For most people in the building and construction industry the Heydon Royal Commission’s damning findings about the appalling behaviours of the building unions, particularly the CFMEU, will come as no surprise.
The inquiry confirmed what the industry has long recognised: that there is an ingrained and institutionalised culture of unlawful behaviour in the CFMEU that creates an environment where criminality and corruption flourishes.
The extraordinary findings based on astonishing evidence and information has done much to persuade the community that the behaviours of the CFMEU are far removed from community standards and show a calculated and reckless disregard for the rule of law.
Union claims that the commission was a conspiracy or a witch-hunt are tainted and hollow. It was and still is a cowardly claim. It is a feeble attempt to hide behind the industrial veil in order to justify grossly unlawful, corrupt and immoral behaviour that should never be defended.
As contractors all around Australia know only too well from daily experiences on building sites, the only adequate solution to the institutionalised culture of corruption, criminality and unlawfulness in the building unions is a strong institutional and legislative response by the Federal Government. What is required are empowered bodies to counteract the building unions’ ingrained culture of unlawfulness and enforce higher levels of accountability and corporate governance.

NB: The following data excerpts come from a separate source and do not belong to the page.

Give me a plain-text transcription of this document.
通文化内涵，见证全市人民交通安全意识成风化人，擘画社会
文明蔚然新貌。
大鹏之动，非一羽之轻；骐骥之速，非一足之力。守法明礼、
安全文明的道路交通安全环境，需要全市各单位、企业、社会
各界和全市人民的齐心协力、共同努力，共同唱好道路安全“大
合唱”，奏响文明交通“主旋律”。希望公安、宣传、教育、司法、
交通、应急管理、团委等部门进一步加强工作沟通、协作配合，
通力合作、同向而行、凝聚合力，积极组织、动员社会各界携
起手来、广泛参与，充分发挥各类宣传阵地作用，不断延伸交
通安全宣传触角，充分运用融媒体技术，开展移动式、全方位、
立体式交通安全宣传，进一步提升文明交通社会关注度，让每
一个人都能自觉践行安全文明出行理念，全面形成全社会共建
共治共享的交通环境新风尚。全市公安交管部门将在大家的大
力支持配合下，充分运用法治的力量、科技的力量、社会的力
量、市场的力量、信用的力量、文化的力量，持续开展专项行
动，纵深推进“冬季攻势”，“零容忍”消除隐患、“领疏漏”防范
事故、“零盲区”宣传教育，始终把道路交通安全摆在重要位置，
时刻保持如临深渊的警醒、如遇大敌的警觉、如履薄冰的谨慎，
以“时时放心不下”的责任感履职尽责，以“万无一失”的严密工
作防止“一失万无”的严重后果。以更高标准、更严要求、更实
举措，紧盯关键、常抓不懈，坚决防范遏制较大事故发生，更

That is why the industry has consistently, tirelessly and vigorously lobbied the Federal Government and the Royal Commission on behalf of our 32,000 members for the restoration of the Australian Building and Construction Commission (ABCC).
It is also why Master Builders strongly backs the Turnbull Government’s response to the findings of the commission’s findings and recommendations, particularly its intention to put the proposed return of the ABCC to a vote in the Parliament in February and, if unsuccessful, to seek a further electoral mandate for the reform at the federal election later this year.
Without the ABCC acting as the strong cop on the beat, the building unions will continue to cheat the community out of more schools, hospitals and child care centres by driving up the cost of construction by as much as 30 per cent.
The work of a re-established ABCC should be supported by the stronger accountability regime and commitment by Employment Minister Michaelia Cash to develop a proposal for a new Registered Organisations Act and stronger regulator of registered industrial organisations.
The ABCC should be given unambiguous powers to prosecute secondary boycotts along with increased resources. Greater fines also need to be imposed to act as a further disincentive. These measures are necessary to counter an ingrained and institutionalised culture of industrial anarchy.
The challenge is now for the Parliament to stand up for the community and pass laws that can stamp out such behaviours. We must call on the Parliament to take action – failure to do so will condemn the Australian community to be forever hostage to a group of thugs who have no regard for the law and who think they are above the law.
Industry groups will continuing to lobby the Parliament, particularly the cross bench senators, to stand up for their communities and pass the laws that can stamp out such behaviours that flout the law and fly in the face of the community’s best interests.